Comentários
Conheça alguns exemplos de gêneros textuais em suas tipologias textuais.
Fonte: Shutterstock.
Deseja ouvir este material?
Áudio disponível no material digital.
Nesta disciplina, você estudou, de forma geral, as características de cada prática de linguagem, oral e escrita, como se manifestam por meio dos gêneros textuais e como são importantes para a compreensão do aluno, em seu papel de produtor e leitor de textos.
Além disso, você pôde compreender estratégias e saber como planejar, organizar e executar, por meio dos gêneros discursivos, práticas docentes que atinjam seus objetivos enquanto professor.
Nesta seção, abordaremos as características composicionais dos textos em geral, mostrando como se estrutura sua unidade menor – o parágrafo – e como a argumentação, que é muito pouco ensinada no ensino básico, constitui-se na produção textual e tem um papel importante para o ensino básico e para a formação de professores. Por fim, serão estudadas as tipologias textuais, que constituem as características mais gerais dos gêneros discursivos já estudados.
Dessa forma, por meio deste estudo, espera-se que você, professor em formação, possa refletir a aprimorar práticas de produção textual em diversas tipologias, sobretudo a argumentação, visando ao seu trabalho em sala de aula com os diferentes gêneros, tanto orais quanto escritos.
Para ampliar sua visão acerca das possibilidades de aplicação dos conhecimentos a serem aprendidos, vamos analisar a seguinte situação: você leciona aulas para turmas menores de ensino fundamental. Essas turmas são reduzidas (com no máximo oito alunos) justamente porque são compostas por alunos que apresentam Transtorno de Déficit de Atenção e Hiperatividade (TDAH), os quais também fazem acompanhamento semanal com o psicopedagogo da escola.

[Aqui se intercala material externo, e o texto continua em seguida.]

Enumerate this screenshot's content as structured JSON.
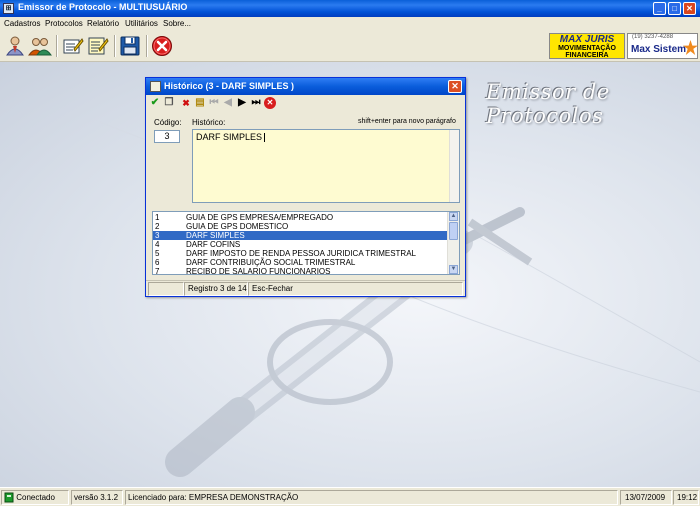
{
  "window": {
    "title": "Emissor de Protocolo - MULTIUSUÁRIO",
    "icon": "app-icon"
  },
  "menu": [
    "Cadastros",
    "Protocolos",
    "Relatório",
    "Utilitários",
    "Sobre..."
  ],
  "toolbar": {
    "icons": [
      "user-icon",
      "users-icon",
      "edit-form-icon",
      "edit-list-icon",
      "save-disk-icon",
      "cancel-icon"
    ]
  },
  "logos": {
    "maxjuris_name": "MAX JURIS",
    "maxjuris_sub1": "MOVIMENTAÇÃO",
    "maxjuris_sub2": "FINANCEIRA",
    "maxsistem_phone": "(19) 3237-4288",
    "maxsistem_name": "Max Sistem"
  },
  "desktop": {
    "brand": "Emissor de Protocolos"
  },
  "dialog": {
    "title": "Histórico (3 - DARF SIMPLES )",
    "code_label": "Código:",
    "code_value": "3",
    "history_label": "Histórico:",
    "hint": "shift+enter para novo parágrafo",
    "history_value": "DARF SIMPLES",
    "list": [
      {
        "num": "1",
        "desc": "GUIA DE GPS EMPRESA/EMPREGADO"
      },
      {
        "num": "2",
        "desc": "GUIA DE GPS DOMESTICO"
      },
      {
        "num": "3",
        "desc": "DARF SIMPLES"
      },
      {
        "num": "4",
        "desc": "DARF COFINS"
      },
      {
        "num": "5",
        "desc": "DARF IMPOSTO DE RENDA PESSOA JURIDICA TRIMESTRAL"
      },
      {
        "num": "6",
        "desc": "DARF CONTRIBUIÇÃO SOCIAL TRIMESTRAL"
      },
      {
        "num": "7",
        "desc": "RECIBO DE SALARIO FUNCIONARIOS"
      }
    ],
    "selected_index": 2,
    "status_record": "Registro 3 de 14",
    "status_esc": "Esc-Fechar"
  },
  "statusbar": {
    "connection": "Conectado",
    "version": "versão 3.1.2",
    "license": "Licenciado para: EMPRESA DEMONSTRAÇÃO",
    "date": "13/07/2009",
    "time": "19:12"
  }
}
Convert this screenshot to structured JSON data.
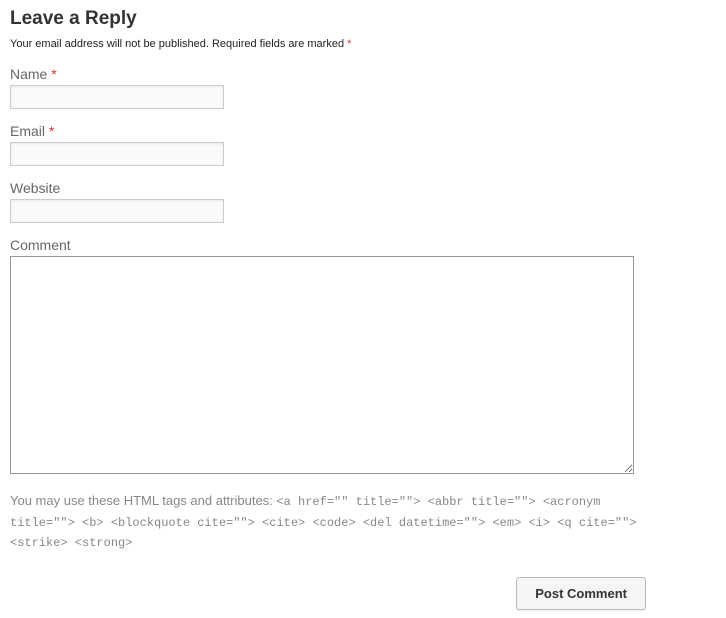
{
  "header": {
    "title": "Leave a Reply"
  },
  "notice": {
    "text_before": "Your email address will not be published. Required fields are marked ",
    "asterisk": "*"
  },
  "fields": {
    "name": {
      "label": "Name",
      "required": "*",
      "value": ""
    },
    "email": {
      "label": "Email",
      "required": "*",
      "value": ""
    },
    "website": {
      "label": "Website",
      "value": ""
    },
    "comment": {
      "label": "Comment",
      "value": ""
    }
  },
  "allowed_tags": {
    "intro": "You may use these HTML tags and attributes: ",
    "code": "<a href=\"\" title=\"\"> <abbr title=\"\"> <acronym title=\"\"> <b> <blockquote cite=\"\"> <cite> <code> <del datetime=\"\"> <em> <i> <q cite=\"\"> <strike> <strong>"
  },
  "submit": {
    "label": "Post Comment"
  }
}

No primeiro mês de aulas e de acompanhamento, o psicopedagogo percebeu que necessitava de um alinhamento entre ele e você, a fim de conhecer suas práticas em sala de aula e quais eram as suas percepções a respeito do desenvolvimento e a aprendizagem dos alunos. Como sua carga horária de trabalho é grande e você não tem disponibilidade para fazer reuniões semanais com o psicopedagogo, a coordenação da escola solicitou que você produzisse relatórios individuais para informar ao psicopedagogo as práticas de ensino com seus alunos portadores de TDAH e quais resultados e reações ele apresentavam em suas aulas. Dessa forma, nesta situação-problema, você deverá escrever um relatório destinado ao psicopedagogo, explicitando o comportamento de seus alunos, as práticas adotadas em suas aulas e os resultados obtidos.
Seja bem-vindo e aproveite cada parte desta seção dedicada aos aspectos composicionais que envolvem a produção do texto escrito!

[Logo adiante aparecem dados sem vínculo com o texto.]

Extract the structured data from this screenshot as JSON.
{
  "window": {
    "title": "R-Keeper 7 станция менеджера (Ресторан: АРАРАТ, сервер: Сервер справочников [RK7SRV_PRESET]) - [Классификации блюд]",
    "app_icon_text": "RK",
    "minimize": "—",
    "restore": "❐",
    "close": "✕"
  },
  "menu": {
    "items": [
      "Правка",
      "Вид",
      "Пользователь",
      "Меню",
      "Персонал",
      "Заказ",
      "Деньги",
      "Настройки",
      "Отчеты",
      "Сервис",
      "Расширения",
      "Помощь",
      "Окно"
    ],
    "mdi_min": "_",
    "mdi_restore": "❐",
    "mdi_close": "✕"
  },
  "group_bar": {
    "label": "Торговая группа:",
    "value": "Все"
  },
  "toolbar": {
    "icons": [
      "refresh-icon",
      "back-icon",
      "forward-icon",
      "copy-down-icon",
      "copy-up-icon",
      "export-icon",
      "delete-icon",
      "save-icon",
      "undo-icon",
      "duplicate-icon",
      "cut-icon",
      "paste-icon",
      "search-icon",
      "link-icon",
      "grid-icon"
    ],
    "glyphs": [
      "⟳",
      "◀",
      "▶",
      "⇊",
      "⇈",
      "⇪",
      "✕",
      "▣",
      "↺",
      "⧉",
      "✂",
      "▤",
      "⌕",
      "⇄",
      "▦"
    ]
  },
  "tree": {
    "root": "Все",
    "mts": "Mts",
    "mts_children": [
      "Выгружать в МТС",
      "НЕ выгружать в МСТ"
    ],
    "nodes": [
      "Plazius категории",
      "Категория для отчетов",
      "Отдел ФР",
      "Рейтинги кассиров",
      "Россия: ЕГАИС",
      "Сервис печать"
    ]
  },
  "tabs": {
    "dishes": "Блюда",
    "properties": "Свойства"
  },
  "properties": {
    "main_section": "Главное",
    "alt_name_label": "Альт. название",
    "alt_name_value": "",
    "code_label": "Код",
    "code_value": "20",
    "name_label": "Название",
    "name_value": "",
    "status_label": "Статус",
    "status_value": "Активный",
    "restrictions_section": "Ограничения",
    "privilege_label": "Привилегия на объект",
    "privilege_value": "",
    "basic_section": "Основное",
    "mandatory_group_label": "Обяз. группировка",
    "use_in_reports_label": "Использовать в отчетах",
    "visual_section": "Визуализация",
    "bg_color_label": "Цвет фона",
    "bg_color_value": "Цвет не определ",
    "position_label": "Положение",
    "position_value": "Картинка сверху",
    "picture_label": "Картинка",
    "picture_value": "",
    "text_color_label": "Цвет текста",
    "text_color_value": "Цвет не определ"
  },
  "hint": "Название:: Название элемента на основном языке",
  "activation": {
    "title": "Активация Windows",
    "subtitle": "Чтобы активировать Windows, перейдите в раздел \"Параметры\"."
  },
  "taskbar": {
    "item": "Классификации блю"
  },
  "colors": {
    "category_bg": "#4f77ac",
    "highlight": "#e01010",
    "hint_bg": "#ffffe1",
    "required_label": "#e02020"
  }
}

De acordo com Garcia (2010), o parágrafo é definido como uma unidade de composição constituída por um ou mais de um período, no qual uma ideia central é desenvolvida, agregando-se outras ideias, secundárias, as quais estão relacionadas pelo sentido e pela lógica.

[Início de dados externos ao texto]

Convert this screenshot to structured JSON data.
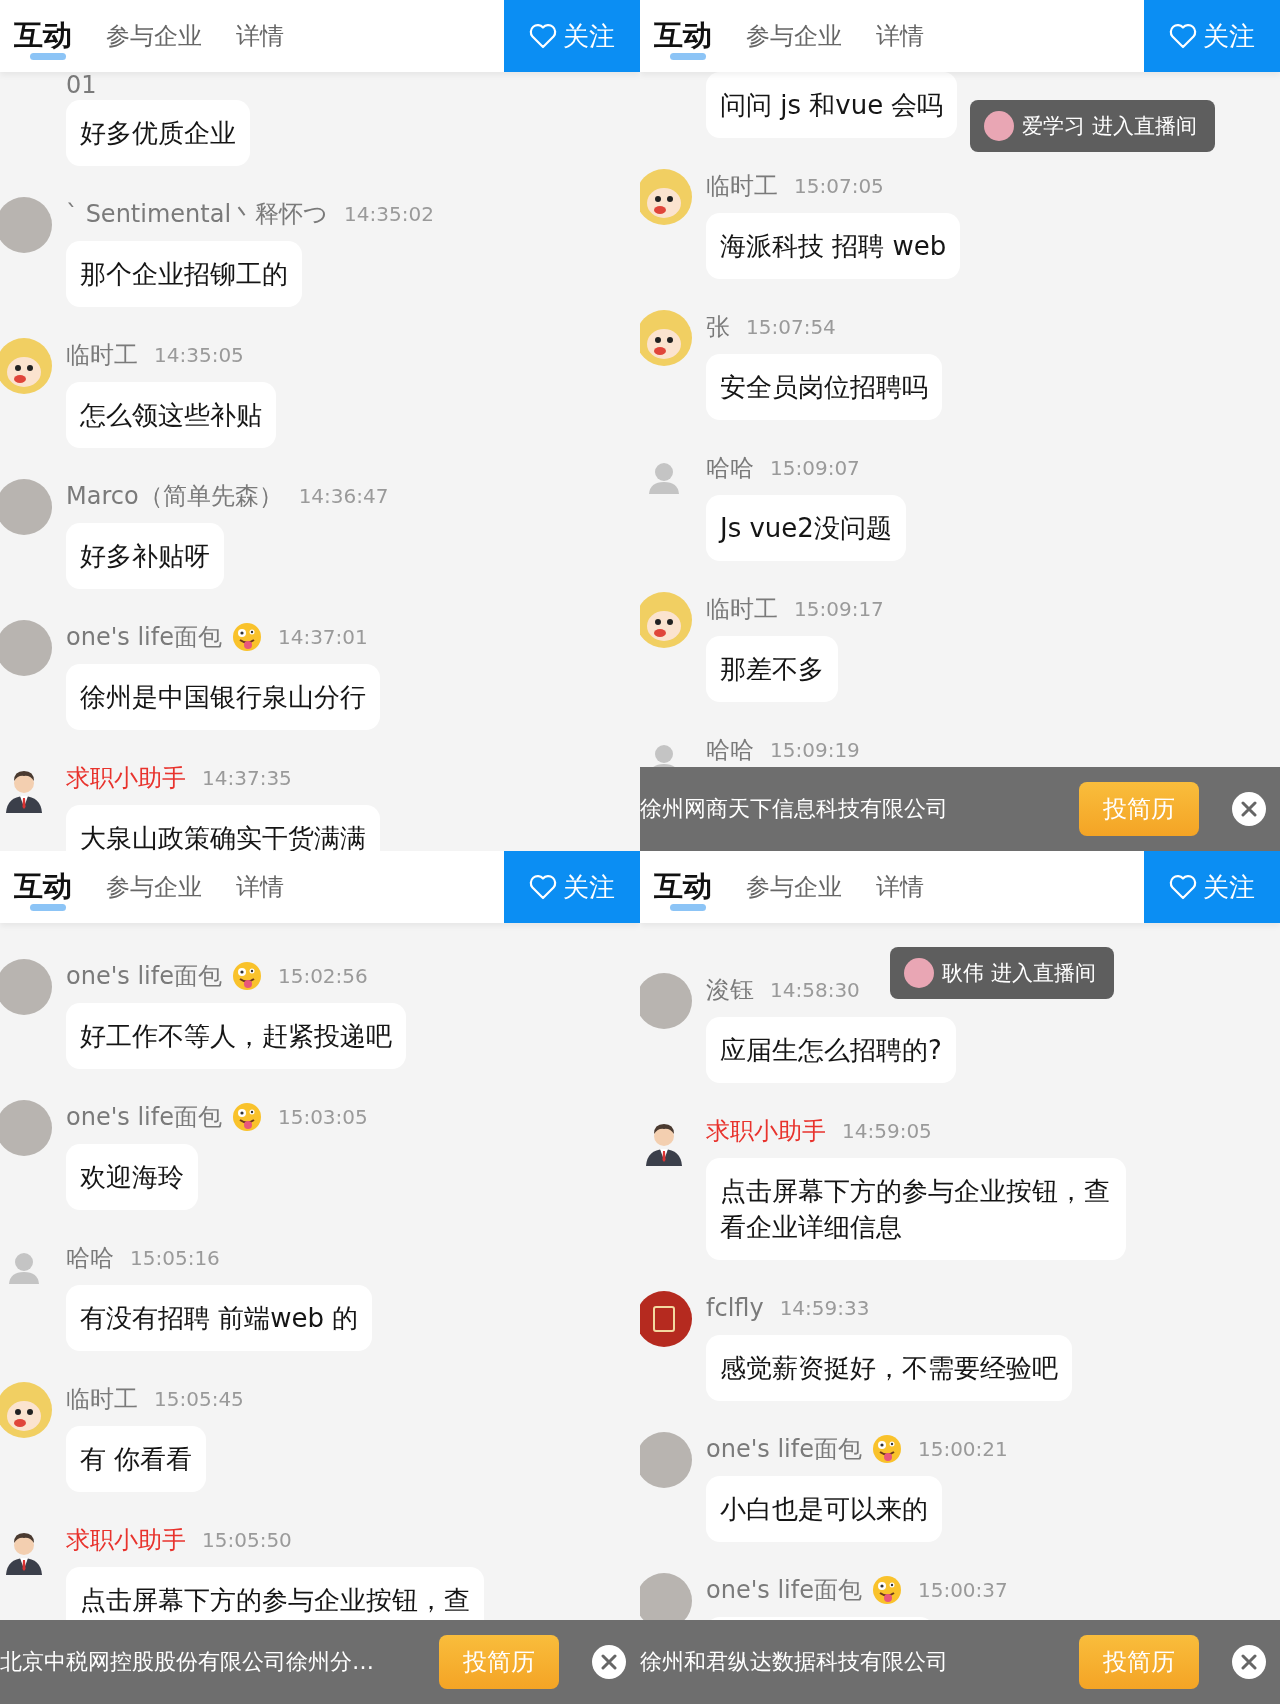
{
  "panels": [
    {
      "tabs": [
        {
          "label": "互动",
          "selected": true
        },
        {
          "label": "参与企业",
          "selected": false
        },
        {
          "label": "详情",
          "selected": false
        }
      ],
      "follow_button": "关注",
      "messages": [
        {
          "name": "01",
          "emoji": false,
          "assistant": false,
          "text": "好多优质企业"
        },
        {
          "avatar": {
            "kind": "photo"
          },
          "name": "ˋ Sentimental丶释怀つ",
          "emoji": false,
          "time": "14:35:02",
          "assistant": false,
          "text": "那个企业招铆工的"
        },
        {
          "avatar": {
            "kind": "cartoon"
          },
          "name": "临时工",
          "emoji": false,
          "time": "14:35:05",
          "assistant": false,
          "text": "怎么领这些补贴"
        },
        {
          "avatar": {
            "kind": "photo"
          },
          "name": "Marco（简单先森）",
          "emoji": false,
          "time": "14:36:47",
          "assistant": false,
          "text": "好多补贴呀"
        },
        {
          "avatar": {
            "kind": "photo"
          },
          "name": "one's life面包",
          "emoji": true,
          "time": "14:37:01",
          "assistant": false,
          "text": "徐州是中国银行泉山分行"
        },
        {
          "avatar": {
            "kind": "agent"
          },
          "name": "求职小助手",
          "emoji": false,
          "time": "14:37:35",
          "assistant": true,
          "text": "大泉山政策确实干货满满"
        }
      ]
    },
    {
      "tabs": [
        {
          "label": "互动",
          "selected": true
        },
        {
          "label": "参与企业",
          "selected": false
        },
        {
          "label": "详情",
          "selected": false
        }
      ],
      "follow_button": "关注",
      "messages": [
        {
          "text": "问问 js 和vue 会吗"
        },
        {
          "avatar": {
            "kind": "cartoon"
          },
          "name": "临时工",
          "emoji": false,
          "time": "15:07:05",
          "assistant": false,
          "text": "海派科技 招聘 web"
        },
        {
          "avatar": {
            "kind": "cartoon"
          },
          "name": "张",
          "emoji": false,
          "time": "15:07:54",
          "assistant": false,
          "text": "安全员岗位招聘吗"
        },
        {
          "avatar": {
            "kind": "default"
          },
          "name": "哈哈",
          "emoji": false,
          "time": "15:09:07",
          "assistant": false,
          "text": "Js vue2没问题"
        },
        {
          "avatar": {
            "kind": "cartoon"
          },
          "name": "临时工",
          "emoji": false,
          "time": "15:09:17",
          "assistant": false,
          "text": "那差不多"
        },
        {
          "avatar": {
            "kind": "default"
          },
          "name": "哈哈",
          "emoji": false,
          "time": "15:09:19",
          "assistant": false
        }
      ],
      "toast": {
        "text": "爱学习 进入直播间"
      },
      "job_banner": {
        "company": "徐州网商天下信息科技有限公司",
        "button": "投简历"
      }
    },
    {
      "tabs": [
        {
          "label": "互动",
          "selected": true
        },
        {
          "label": "参与企业",
          "selected": false
        },
        {
          "label": "详情",
          "selected": false
        }
      ],
      "follow_button": "关注",
      "messages": [
        {
          "avatar": {
            "kind": "photo"
          },
          "name": "one's life面包",
          "emoji": true,
          "time": "15:02:56",
          "assistant": false,
          "text": "好工作不等人，赶紧投递吧"
        },
        {
          "avatar": {
            "kind": "photo"
          },
          "name": "one's life面包",
          "emoji": true,
          "time": "15:03:05",
          "assistant": false,
          "text": "欢迎海玲"
        },
        {
          "avatar": {
            "kind": "default"
          },
          "name": "哈哈",
          "emoji": false,
          "time": "15:05:16",
          "assistant": false,
          "text": "有没有招聘 前端web 的"
        },
        {
          "avatar": {
            "kind": "cartoon"
          },
          "name": "临时工",
          "emoji": false,
          "time": "15:05:45",
          "assistant": false,
          "text": "有 你看看"
        },
        {
          "avatar": {
            "kind": "agent"
          },
          "name": "求职小助手",
          "emoji": false,
          "time": "15:05:50",
          "assistant": true,
          "text": "点击屏幕下方的参与企业按钮，查"
        }
      ],
      "job_banner": {
        "company": "北京中税网控股股份有限公司徐州分…",
        "button": "投简历"
      }
    },
    {
      "tabs": [
        {
          "label": "互动",
          "selected": true
        },
        {
          "label": "参与企业",
          "selected": false
        },
        {
          "label": "详情",
          "selected": false
        }
      ],
      "follow_button": "关注",
      "messages": [
        {
          "avatar": {
            "kind": "photo"
          },
          "name": "浚钰",
          "emoji": false,
          "time": "14:58:30",
          "assistant": false,
          "text": "应届生怎么招聘的?"
        },
        {
          "avatar": {
            "kind": "agent"
          },
          "name": "求职小助手",
          "emoji": false,
          "time": "14:59:05",
          "assistant": true,
          "text": "点击屏幕下方的参与企业按钮，查看企业详细信息"
        },
        {
          "avatar": {
            "kind": "seal"
          },
          "name": "fclfly",
          "emoji": false,
          "time": "14:59:33",
          "assistant": false,
          "text": "感觉薪资挺好，不需要经验吧"
        },
        {
          "avatar": {
            "kind": "photo"
          },
          "name": "one's life面包",
          "emoji": true,
          "time": "15:00:21",
          "assistant": false,
          "text": "小白也是可以来的"
        },
        {
          "avatar": {
            "kind": "photo"
          },
          "name": "one's life面包",
          "emoji": true,
          "time": "15:00:37",
          "assistant": false
        }
      ],
      "toast": {
        "text": "耿伟 进入直播间"
      },
      "job_banner": {
        "company": "徐州和君纵达数据科技有限公司",
        "button": "投简历"
      }
    }
  ]
}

Como existem vários processos de desenvolvimento de ideias, nem sempre esse conceito ocorre exatamente dessa maneira na prática, pois isso depende da natureza do assunto tratado e/ou de sua complexidade, do seu gênero discursivo, do objetivo do texto e das competências do autor e do leitor.
Assim, trataremos, neste momento, do que Garcia (2010) chama de parágrafo-padrão, não somente por mostrar um modelo de parágrafo, mas também por ser mais frequente/predominante na língua escrita.
O parágrafo é marcado materialmente por um leve afastamento da margem esquerda da folha e facilita ao escritor a prática de isolar e depois ajustar convenientemente as ideias principais de sua produção textual, permitindo ao leitor acompanhar o desenvolvimento nos seus diferentes estágios.
Além disso, o parágrafo pode ser uma estratégia didática, pois é uma unidade de composição “[…] suficientemente ampla para conter um processo completo de raciocínio e suficientemente curta para nos permitir a análise dos componentes desse processo, na medida em que contribui para a tarefa da comunicação” (TRAINOR; MCLAUGHLIN, 1963, p. 422).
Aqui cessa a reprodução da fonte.